Along comes the accountant, the resources manager, the events organiser, the shareholders and half a dozen quango wannabies and before you know it there's an enormous white elephant of a computer system at the heart of the mother and father of all fuckups...
Any clues there for HMRC, tax office, DVLC, NHS Direct, Family tax Credit, Olympics Committee ???
Fringe Benefits?
With the usual Glasgow - Edinburgh rivalries, the blame for this should be running backwards and forwards across the M8 even longer than the Olympics.
No doubt the system was recommended by their Auditors.
T
Got mine
I used the edfest.com site for booking comedy show tickets. It's pretty rubbish too but it seemed to work OK. Even though you sign up you don't get a schedule like you do on edfringe.com which is pretty rubbish. And the free BBC shows that I wanted to catch seemed totally unbookable on edfest and I usually enjoy those ones (turns out there are sold out now :()

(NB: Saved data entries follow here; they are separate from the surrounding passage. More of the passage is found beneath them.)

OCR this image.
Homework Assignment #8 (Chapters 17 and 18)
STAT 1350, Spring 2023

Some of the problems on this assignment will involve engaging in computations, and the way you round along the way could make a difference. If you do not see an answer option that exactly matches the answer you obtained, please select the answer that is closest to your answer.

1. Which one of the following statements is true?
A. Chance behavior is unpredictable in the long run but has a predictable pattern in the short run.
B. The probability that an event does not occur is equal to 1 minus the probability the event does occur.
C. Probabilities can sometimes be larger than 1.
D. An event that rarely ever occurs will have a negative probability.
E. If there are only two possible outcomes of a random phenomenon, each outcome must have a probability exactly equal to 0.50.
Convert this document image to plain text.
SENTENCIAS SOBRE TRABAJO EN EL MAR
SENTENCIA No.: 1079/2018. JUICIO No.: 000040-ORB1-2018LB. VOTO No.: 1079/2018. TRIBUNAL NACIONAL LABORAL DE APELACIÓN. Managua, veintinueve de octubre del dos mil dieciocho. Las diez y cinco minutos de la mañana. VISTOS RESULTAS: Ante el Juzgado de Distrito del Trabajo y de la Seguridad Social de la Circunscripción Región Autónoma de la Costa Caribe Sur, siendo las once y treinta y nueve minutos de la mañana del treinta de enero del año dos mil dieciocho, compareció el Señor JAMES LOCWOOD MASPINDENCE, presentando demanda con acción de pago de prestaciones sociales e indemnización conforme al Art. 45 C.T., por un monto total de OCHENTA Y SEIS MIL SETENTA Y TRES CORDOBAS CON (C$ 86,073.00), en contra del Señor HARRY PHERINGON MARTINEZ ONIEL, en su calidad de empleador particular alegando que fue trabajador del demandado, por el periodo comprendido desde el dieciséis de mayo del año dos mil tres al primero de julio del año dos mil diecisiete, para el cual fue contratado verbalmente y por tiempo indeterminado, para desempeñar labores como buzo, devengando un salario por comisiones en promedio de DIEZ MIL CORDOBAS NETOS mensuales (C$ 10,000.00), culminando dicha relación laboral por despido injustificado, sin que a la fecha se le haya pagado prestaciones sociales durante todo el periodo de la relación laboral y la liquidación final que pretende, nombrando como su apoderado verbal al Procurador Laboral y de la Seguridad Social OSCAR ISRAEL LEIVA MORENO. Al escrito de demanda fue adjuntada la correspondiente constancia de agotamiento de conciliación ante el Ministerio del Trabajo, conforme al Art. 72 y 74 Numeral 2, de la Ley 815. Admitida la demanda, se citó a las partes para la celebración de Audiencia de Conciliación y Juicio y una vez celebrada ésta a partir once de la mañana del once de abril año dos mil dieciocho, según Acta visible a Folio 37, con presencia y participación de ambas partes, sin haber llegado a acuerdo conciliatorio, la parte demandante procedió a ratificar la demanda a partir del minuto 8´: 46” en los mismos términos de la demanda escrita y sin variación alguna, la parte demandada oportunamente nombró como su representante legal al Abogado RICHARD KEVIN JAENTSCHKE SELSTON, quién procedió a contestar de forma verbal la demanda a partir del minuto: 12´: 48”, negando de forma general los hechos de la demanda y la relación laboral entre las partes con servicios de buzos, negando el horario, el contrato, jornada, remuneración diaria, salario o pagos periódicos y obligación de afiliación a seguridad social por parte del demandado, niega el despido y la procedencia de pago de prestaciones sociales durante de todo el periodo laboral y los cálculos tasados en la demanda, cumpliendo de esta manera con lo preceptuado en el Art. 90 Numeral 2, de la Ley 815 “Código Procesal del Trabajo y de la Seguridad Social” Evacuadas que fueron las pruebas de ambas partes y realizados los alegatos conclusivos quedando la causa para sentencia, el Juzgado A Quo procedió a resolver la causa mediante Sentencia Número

Not sure how related the two systems are but one's PHP and the other is ASPX. So clearly not just a different skin on the same system.
Also, as an Edinburgher born and bred, I went through a phase of hating the festival... then one year I just took a shake to myself and realised how much fun it was (not to mention how many pretty girls turn up in town!) Now it's my fav time of year and I never go away during August if I can help it. Friends come to visit and crash on sofa/spare rooms, late nights, plenty booze and lots of random conversations! Can't beat it!
I can't see the problem, the system seems to be working
"The Fringe launched its new Liquid Box Office electronic system, supplied by Glasgow-based Pivotal Integration Ltd, in June. However, it failed to cope with customer demand for the festival’s 2,088 shows."
If they are taking bookings that far ahead then I think they must have a cracking system. Planning for ticket sales 80 years ahead is pretty clever.